LSU #3 In First College Football Playoff Rankings Of Season

(AP) Alabama, Clemson, LSU and Notre Dame are the top four teams in the first College Football Playoff rankings of the season. 

After meeting for a day and a half at a hotel outside Dallas, the 13-member CFP selection committee released the first of its five weekly top 25s before the four-team field is set for the College Football Playoff semifinals on Dec. 2. 

Michigan is fifth, followed by Georgia and Oklahoma, in the rankings announced Tuesday night. 

The top four teams were no surprise. The same four teams are Nos. 1-4 in the latest Associated Press college football poll, except with Notre Dame third and LSU fourth. 

Next week's rankings figure to look a lot different.
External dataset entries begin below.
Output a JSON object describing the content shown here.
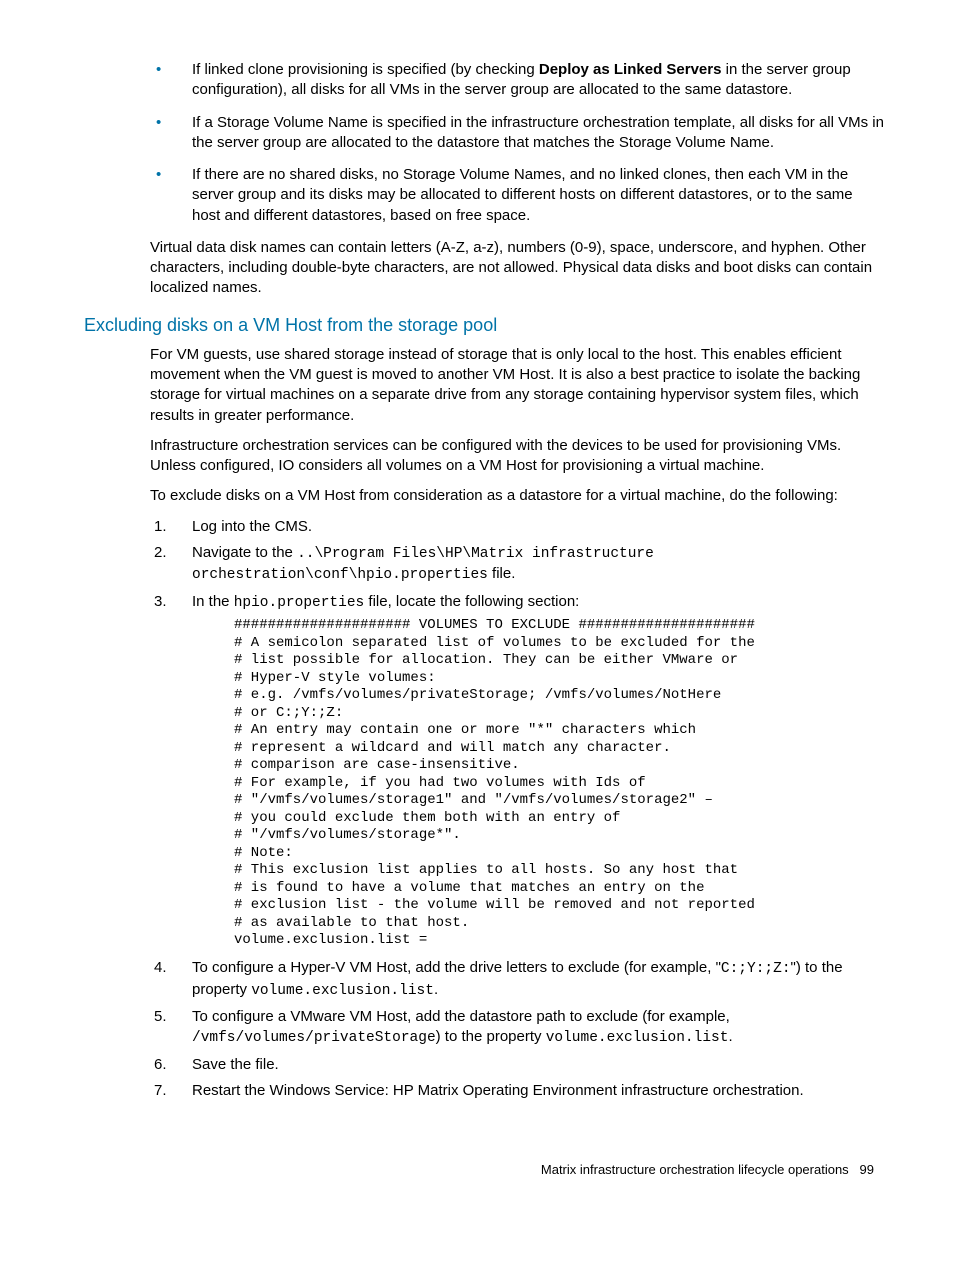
{
  "bullets": [
    {
      "pre": "If linked clone provisioning is specified (by checking ",
      "bold": "Deploy as Linked Servers",
      "post": " in the server group configuration), all disks for all VMs in the server group are allocated to the same datastore."
    },
    {
      "pre": "If a Storage Volume Name is specified in the infrastructure orchestration template, all disks for all VMs in the server group are allocated to the datastore that matches the Storage Volume Name.",
      "bold": "",
      "post": ""
    },
    {
      "pre": "If there are no shared disks, no Storage Volume Names, and no linked clones, then each VM in the server group and its disks may be allocated to different hosts on different datastores, or to the same host and different datastores, based on free space.",
      "bold": "",
      "post": ""
    }
  ],
  "para_after_bullets": "Virtual data disk names can contain letters (A-Z, a-z), numbers (0-9), space, underscore, and hyphen. Other characters, including double-byte characters, are not allowed. Physical data disks and boot disks can contain localized names.",
  "section_heading": "Excluding disks on a VM Host from the storage pool",
  "para1": "For VM guests, use shared storage instead of storage that is only local to the host. This enables efficient movement when the VM guest is moved to another VM Host. It is also a best practice to isolate the backing storage for virtual machines on a separate drive from any storage containing hypervisor system files, which results in greater performance.",
  "para2": "Infrastructure orchestration services can be configured with the devices to be used for provisioning VMs. Unless configured, IO considers all volumes on a VM Host for provisioning a virtual machine.",
  "para3": "To exclude disks on a VM Host from consideration as a datastore for a virtual machine, do the following:",
  "steps": {
    "s1": "Log into the CMS.",
    "s2_pre": "Navigate to the ",
    "s2_code": "..\\Program Files\\HP\\Matrix infrastructure orchestration\\conf\\hpio.properties",
    "s2_post": " file.",
    "s3_pre": "In the ",
    "s3_code": "hpio.properties",
    "s3_post": " file, locate the following section:",
    "s3_block": "##################### VOLUMES TO EXCLUDE #####################\n# A semicolon separated list of volumes to be excluded for the\n# list possible for allocation. They can be either VMware or\n# Hyper-V style volumes:\n# e.g. /vmfs/volumes/privateStorage; /vmfs/volumes/NotHere\n# or C:;Y:;Z:\n# An entry may contain one or more \"*\" characters which\n# represent a wildcard and will match any character.\n# comparison are case-insensitive.\n# For example, if you had two volumes with Ids of\n# \"/vmfs/volumes/storage1\" and \"/vmfs/volumes/storage2\" –\n# you could exclude them both with an entry of\n# \"/vmfs/volumes/storage*\".\n# Note:\n# This exclusion list applies to all hosts. So any host that\n# is found to have a volume that matches an entry on the\n# exclusion list - the volume will be removed and not reported\n# as available to that host.\nvolume.exclusion.list =",
    "s4_pre": "To configure a Hyper-V VM Host, add the drive letters to exclude (for example, \"",
    "s4_code1": "C:;Y:;Z:",
    "s4_mid": "\") to the property ",
    "s4_code2": "volume.exclusion.list",
    "s4_post": ".",
    "s5_pre": "To configure a VMware VM Host, add the datastore path to exclude (for example, ",
    "s5_code1": "/vmfs/volumes/privateStorage",
    "s5_mid": ") to the property ",
    "s5_code2": "volume.exclusion.list",
    "s5_post": ".",
    "s6": "Save the file.",
    "s7": "Restart the Windows Service: HP Matrix Operating Environment infrastructure orchestration."
  },
  "footer_text": "Matrix infrastructure orchestration lifecycle operations",
  "footer_page": "99"
}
Four games matching top-20 teams will be played Saturday, including Alabama at LSU. 

UCF was the highest ranked team from outside the Power Five conferences at 12th. The highest ranked team from the so-called Group of Five conferences is guaranteed a spot in the New Year's Six bowls, but the Knights, riding a 20-game winning streak, want to be included in the playoff discussion this year. 

Last season they started 18th and rose to 12th by the final rankings. 

Washington State was eighth, the highest-ranked Pac-12 team. Kentucky was ninth. The Wildcats host Georgia on Saturday in a game that will decide the SEC East. 

Ohio State was 10th. 

HISTORY LESSON

If form holds, two of the top four teams in the first CFP ranking of the season will go on to play in the national semifinals. 

Coaches began downplaying the significance of the rankings even before they were revealed on national television. 

''I didn't even know that was tonight. I didn't realize that was going on,'' Georgia coach Kirby Smart told reporters. ''But I should have talked to my team about that. I didn't bring it up to them. So who knows what they'll be thinking tonight.'' 

Ranking teams is a time-honored tradition in college football, going back to first Associated Press poll in 1936. But what, if anything, can be learned from the first four years of CFP rankings? 

Of the 16 teams the committee ranked in the top four of its initial rankings from 2014-17, half made the playoff. No team ranked third in the first CFP rankings has ever made the playoff. 

Last season, for the first time, three teams (Georgia, Alabama, Clemson) started in the top four and finished there. Clemson was the only team to be somewhere in the top four in all six rankings from the committee. 

In 2015 and '16, two teams in the committee's first four made the playoff. Both of those years, Alabama and Clemson started in the top four and never slipped out. Clemson was No. 1 in every committee top 25 in 2015 and Alabama was top-ranked in all six 2016 rankings. 

The very first committee rankings, in 2014, had just one eventual playoff team. They included three teams from the Southeastern Conference (though not the one that eventually made the playoff) along with Florida State. 

That year, the committee created a bit of a stir when, in its third ranking, it dropped unbeaten national champion Florida State to No. 3 behind No. 2 Oregon, which had lost a game. It seemed to send a signal the committee would be different from traditional polls that tended to honor win-loss record above all. The second-to-last rankings had Florida State at fourth, behind three teams that had already lost. The Seminoles went into the Rose Bowl semifinal as the No. 3 seed and lost to Oregon. 

Among the eight teams over the past four seasons that were part of the initial committee top four but did not make the playoff, only one was unranked on selection Sunday. Texas A&M in 2016 was somewhat of a surprising No. 4, and then proceeded to lose three of its final four games. Auburn (2014), LSU (2015) and Notre Dame (2017) were the other teams to start in the committee's top four, but wind up not even making a New Year's Six bowl. 

The playoff team that made the longest climb from first committee ranking to final was Ohio State, which started 16th in 2014 and made the semifinals as the fourth seed - and won the championship. Oklahoma in 2015 was 15th in the first top 25 and fourth on selection Sunday. 

The last two seasons, none of the eventual playoff teams were ranked worse than sixth (Ohio State in 2016) in the committee's first ranking.